The report's authors found that overall health care costs for privately-insured patients increased by 7.2% last year, the highest such increase in a decade. And, unlike the past few years when rising health care costs were largely a result of increases in prescription prices, last year's increase was due to higher hospital costs. "Inpatient and outpatient spending accounted for 47% of the cost increase, almost double the percentage in 1999," Ginsburg said.
Of the two types of hospital costs, outpatient spending grew the most, increasing by 11.2%, compared with a 2.8% increase in inpatient costs. One reason hospital costs are rising faster than usual is that hospitals' labor costs have gone way up, probably because of the shortage of nurses and other health care professionals, he continued. At hospitals, "the increases in average hourly wages are in excess of wage trends in the general economy."
As higher health care costs have forced health insurance premiums to rise over the last few years, employers have been absorbing most of the increase because they didn't want to lose workers during a tight labor market, Ginsburg said. But now that the economy is in a downturn and more workers are looking for jobs, employers are more likely to pass premium increases on to employees.

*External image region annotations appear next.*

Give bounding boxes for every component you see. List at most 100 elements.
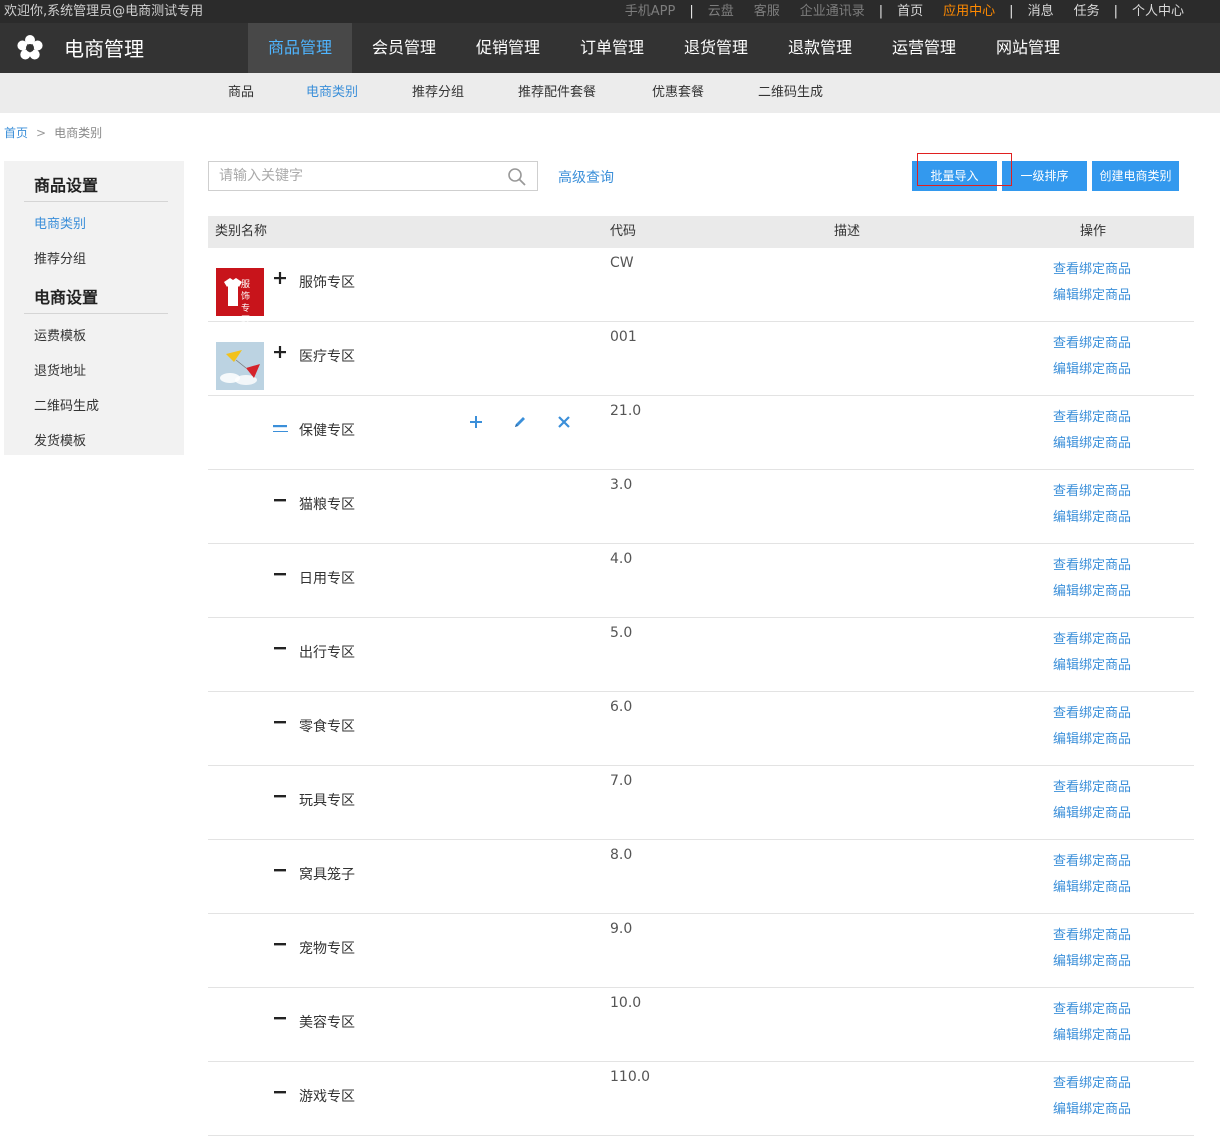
sub-nav-item[interactable]: 优惠套餐	[652, 73, 704, 113]
top-link[interactable]: 个人中心	[1132, 0, 1184, 23]
welcome-text: 欢迎你,系统管理员@电商测试专用	[4, 4, 204, 19]
sub-nav-item[interactable]: 电商类别	[306, 73, 358, 113]
sub-nav-item[interactable]: 商品	[228, 73, 254, 113]
table-row: 玩具专区 7.0 查看绑定商品 编辑绑定商品	[208, 766, 1194, 840]
edit-bound-products-link[interactable]: 编辑绑定商品	[1053, 876, 1131, 895]
category-code: 21.0	[610, 403, 642, 419]
category-code: 8.0	[610, 847, 633, 863]
category-name: 玩具专区	[299, 793, 355, 809]
breadcrumb-current: 电商类别	[54, 126, 103, 140]
top-link-separator: |	[1113, 4, 1118, 19]
breadcrumb-home[interactable]: 首页	[4, 126, 28, 140]
advanced-search-link[interactable]: 高级查询	[558, 167, 614, 187]
sidebar-item-return-address[interactable]: 退货地址	[34, 360, 86, 379]
nav-tab[interactable]: 商品管理	[248, 23, 352, 73]
view-bound-products-link[interactable]: 查看绑定商品	[1053, 554, 1131, 573]
edit-bound-products-link[interactable]: 编辑绑定商品	[1053, 358, 1131, 377]
edit-pencil-icon[interactable]	[512, 414, 528, 430]
sub-nav-item[interactable]: 推荐配件套餐	[518, 73, 596, 113]
collapse-minus-icon[interactable]	[272, 714, 288, 730]
row-hover-actions	[468, 414, 572, 430]
collapse-minus-icon[interactable]	[272, 788, 288, 804]
view-bound-products-link[interactable]: 查看绑定商品	[1053, 1072, 1131, 1091]
top-link[interactable]: 首页	[897, 0, 923, 23]
edit-bound-products-link[interactable]: 编辑绑定商品	[1053, 728, 1131, 747]
category-code: 001	[610, 329, 637, 345]
view-bound-products-link[interactable]: 查看绑定商品	[1053, 406, 1131, 425]
top-link[interactable]: 云盘	[708, 0, 734, 23]
delete-x-icon[interactable]	[556, 414, 572, 430]
sub-nav-item[interactable]: 二维码生成	[758, 73, 823, 113]
level-sort-button[interactable]: 一级排序	[1002, 161, 1087, 191]
nav-tab[interactable]: 退货管理	[664, 23, 768, 73]
collapse-minus-icon[interactable]	[272, 492, 288, 508]
top-link[interactable]: 企业通讯录	[800, 0, 865, 23]
category-thumbnail	[216, 342, 264, 390]
category-code: 7.0	[610, 773, 633, 789]
top-link[interactable]: 手机APP	[625, 0, 676, 23]
edit-bound-products-link[interactable]: 编辑绑定商品	[1053, 506, 1131, 525]
collapse-minus-icon[interactable]	[272, 862, 288, 878]
sidebar-divider	[24, 313, 168, 314]
sidebar-item-recommend-group[interactable]: 推荐分组	[34, 248, 86, 267]
expand-plus-icon[interactable]	[272, 270, 288, 286]
edit-bound-products-link[interactable]: 编辑绑定商品	[1053, 1024, 1131, 1043]
view-bound-products-link[interactable]: 查看绑定商品	[1053, 628, 1131, 647]
create-category-button[interactable]: 创建电商类别	[1092, 161, 1179, 191]
search-icon[interactable]	[507, 167, 527, 187]
sidebar-item-shipping-template[interactable]: 运费模板	[34, 325, 86, 344]
nav-tab[interactable]: 订单管理	[560, 23, 664, 73]
nav-tab[interactable]: 促销管理	[456, 23, 560, 73]
table-row: 窝具笼子 8.0 查看绑定商品 编辑绑定商品	[208, 840, 1194, 914]
view-bound-products-link[interactable]: 查看绑定商品	[1053, 998, 1131, 1017]
sub-nav: 商品 电商类别 推荐分组 推荐配件套餐 优惠套餐 二维码生成	[0, 73, 1220, 113]
nav-tab[interactable]: 运营管理	[872, 23, 976, 73]
sidebar-item-category[interactable]: 电商类别	[34, 213, 86, 232]
sidebar-item-qrcode[interactable]: 二维码生成	[34, 395, 99, 414]
top-link[interactable]: 消息	[1028, 0, 1054, 23]
table-header: 类别名称 代码 描述 操作	[208, 216, 1194, 248]
edit-bound-products-link[interactable]: 编辑绑定商品	[1053, 802, 1131, 821]
category-code: 110.0	[610, 1069, 651, 1085]
expand-plus-icon[interactable]	[272, 344, 288, 360]
view-bound-products-link[interactable]: 查看绑定商品	[1053, 480, 1131, 499]
collapse-minus-icon[interactable]	[272, 1010, 288, 1026]
collapse-minus-icon[interactable]	[272, 566, 288, 582]
edit-bound-products-link[interactable]: 编辑绑定商品	[1053, 950, 1131, 969]
nav-tab[interactable]: 会员管理	[352, 23, 456, 73]
category-name: 保健专区	[299, 423, 355, 439]
view-bound-products-link[interactable]: 查看绑定商品	[1053, 258, 1131, 277]
edit-bound-products-link[interactable]: 编辑绑定商品	[1053, 432, 1131, 451]
view-bound-products-link[interactable]: 查看绑定商品	[1053, 924, 1131, 943]
add-subcategory-icon[interactable]	[468, 414, 484, 430]
batch-import-button[interactable]: 批量导入	[912, 161, 997, 191]
col-header-code: 代码	[610, 224, 637, 239]
view-bound-products-link[interactable]: 查看绑定商品	[1053, 702, 1131, 721]
collapse-minus-icon[interactable]	[272, 936, 288, 952]
category-name: 医疗专区	[299, 349, 355, 365]
collapse-minus-icon[interactable]	[272, 640, 288, 656]
search-input[interactable]	[209, 162, 499, 190]
collapse-minus-icon[interactable]	[272, 1084, 288, 1100]
collapse-minus-icon[interactable]	[272, 418, 288, 434]
col-header-actions: 操作	[1080, 224, 1107, 239]
nav-tab[interactable]: 退款管理	[768, 23, 872, 73]
table-row: 保健专区 21.0 查看绑定商品 编辑绑定商品	[208, 396, 1194, 470]
view-bound-products-link[interactable]: 查看绑定商品	[1053, 850, 1131, 869]
nav-tab[interactable]: 网站管理	[976, 23, 1080, 73]
top-strip: 欢迎你,系统管理员@电商测试专用 手机APP | 云盘 客服 企业通讯录 | 首页 应用中心 |…	[0, 0, 1220, 23]
top-link-separator: |	[878, 4, 884, 19]
top-link[interactable]: 任务	[1074, 0, 1100, 23]
top-link[interactable]: 应用中心	[943, 0, 995, 23]
view-bound-products-link[interactable]: 查看绑定商品	[1053, 332, 1131, 351]
top-link[interactable]: 客服	[754, 0, 780, 23]
edit-bound-products-link[interactable]: 编辑绑定商品	[1053, 1098, 1131, 1117]
category-code: 10.0	[610, 995, 642, 1011]
edit-bound-products-link[interactable]: 编辑绑定商品	[1053, 580, 1131, 599]
edit-bound-products-link[interactable]: 编辑绑定商品	[1053, 284, 1131, 303]
top-links: 手机APP | 云盘 客服 企业通讯录 | 首页 应用中心 | 消息 任务 | 个人中心	[615, 0, 1194, 23]
view-bound-products-link[interactable]: 查看绑定商品	[1053, 776, 1131, 795]
sub-nav-item[interactable]: 推荐分组	[412, 73, 464, 113]
edit-bound-products-link[interactable]: 编辑绑定商品	[1053, 654, 1131, 673]
sidebar-item-delivery-template[interactable]: 发货模板	[34, 430, 86, 449]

One reason for that is that employers don't have many options left to try when it comes to reducing their health care costs, said Kate Sullivan, director of health policy for the U.S. Chamber of Commerce. "They've tried managed care, they've tried purchasing care in a more cost-effective manner, they've tried doing purchasing based on outcomes. The reality is there's not a lot to be squeezed out of the system through different purchasing strategies."
Although hospital costs were the prime movers behind last year's health care cost increases, other health care costs continued to go up as well, Ginsburg said. Prescription drug costs grew by a whopping 14.5%, while the cost of physician services rose 4.8%, according to the report.